Today, the company not only has a powerful market position when it comes to women's apparel, but Lululemon's men's business is booming. On a two-year stacked basis (to account for the pandemic's effect), the men's segment grew sales at 31% per year, compared with a 26% rate for women's. And Lululemon has big ambitions overseas, opening the majority of its new stores this fiscal year in international markets.
During the most recent quarter, direct-to-consumer revenue accounted for 41% of the overall business. And this is a key differentiator from competitors, who depend heavily on third-party sporting goods retailers to push merchandise. This also supports the company's brand image by helping Lululemon avoid price markdowns.
Don't avoid the stock just because it trades at a premium multiple of 57 times next year's earnings. Wall Street analysts are forecasting profit to more than double over the next three years, giving investors plenty of growth to cheer about when it comes to this outstanding company.
The definition of recession-proof
Since at least 1995, O'Reilly Automotive (ORLY -1.59%) hasn't posted negative revenue growth in any year, demonstrating just how resilient this aftermarket parts retailer is. In fact, during the mortgage bust and ensuing recession, sales increased 42% in 2008 and 36% in 2009. In positive economic times, consumers are more inclined to ditch their old vehicles and purchase new cars. And in recessionary times, people will do whatever they can to extend the life of the automobiles they own. All of this benefits O'Reilly and makes it a sound all-weather stock to own.
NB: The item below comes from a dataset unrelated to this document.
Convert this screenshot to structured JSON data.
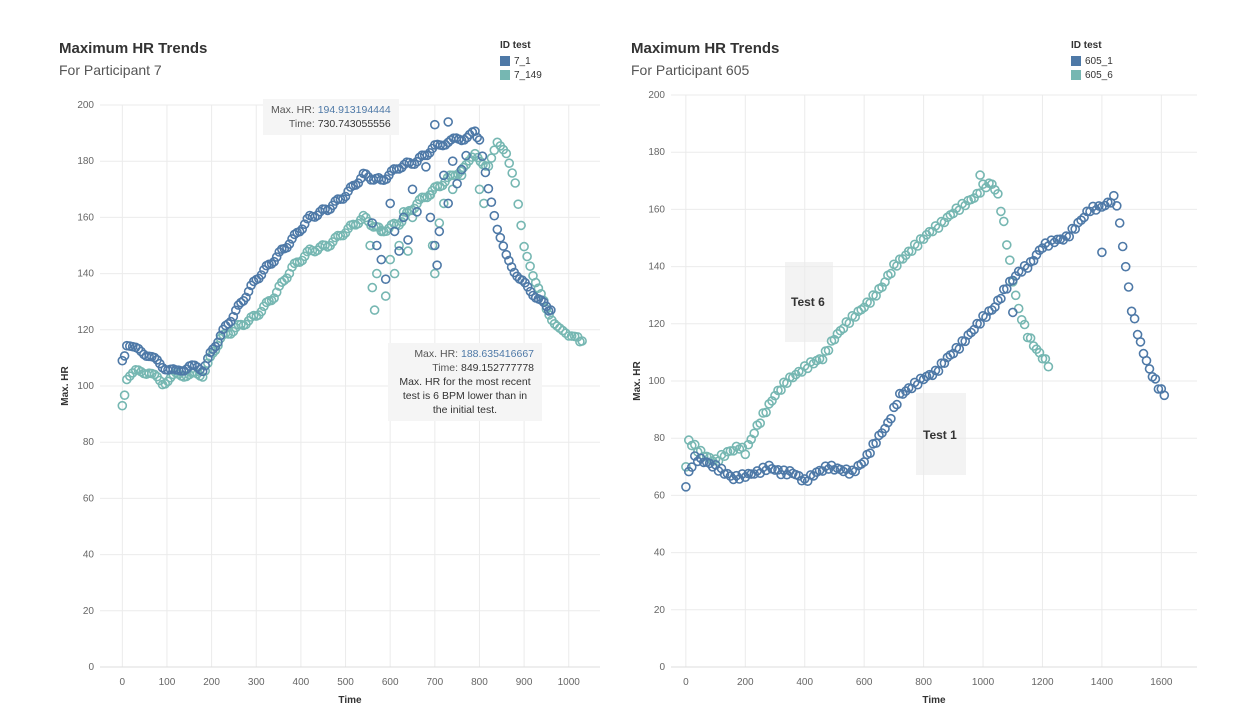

In the most recent quarter, same-store sales jumped 9.9%, and this was after growing 16.2% in the year-ago period. O'Reilly might be a boring and often-overlooked business, but its stock has historically been a market winner. Management has also cut the share count in half over the past decade, further fueling investor returns.
Like Home Depot, this is a retailer that has so far defended itself from the threat of e-commerce, and I believe it will continue to do so due to the fact that customers need products urgently to go about their days. Even Amazon can't compete with O'Reilly's robust distribution network, consisting of more than 5,700 stores in the U.S.
O'Reilly's stock is selling today at 22 times forward earnings, which is in line with the broader S&P 500. But this business is meaningfully better than the average company out there, so buying shares today would definitely improve the quality of your portfolio.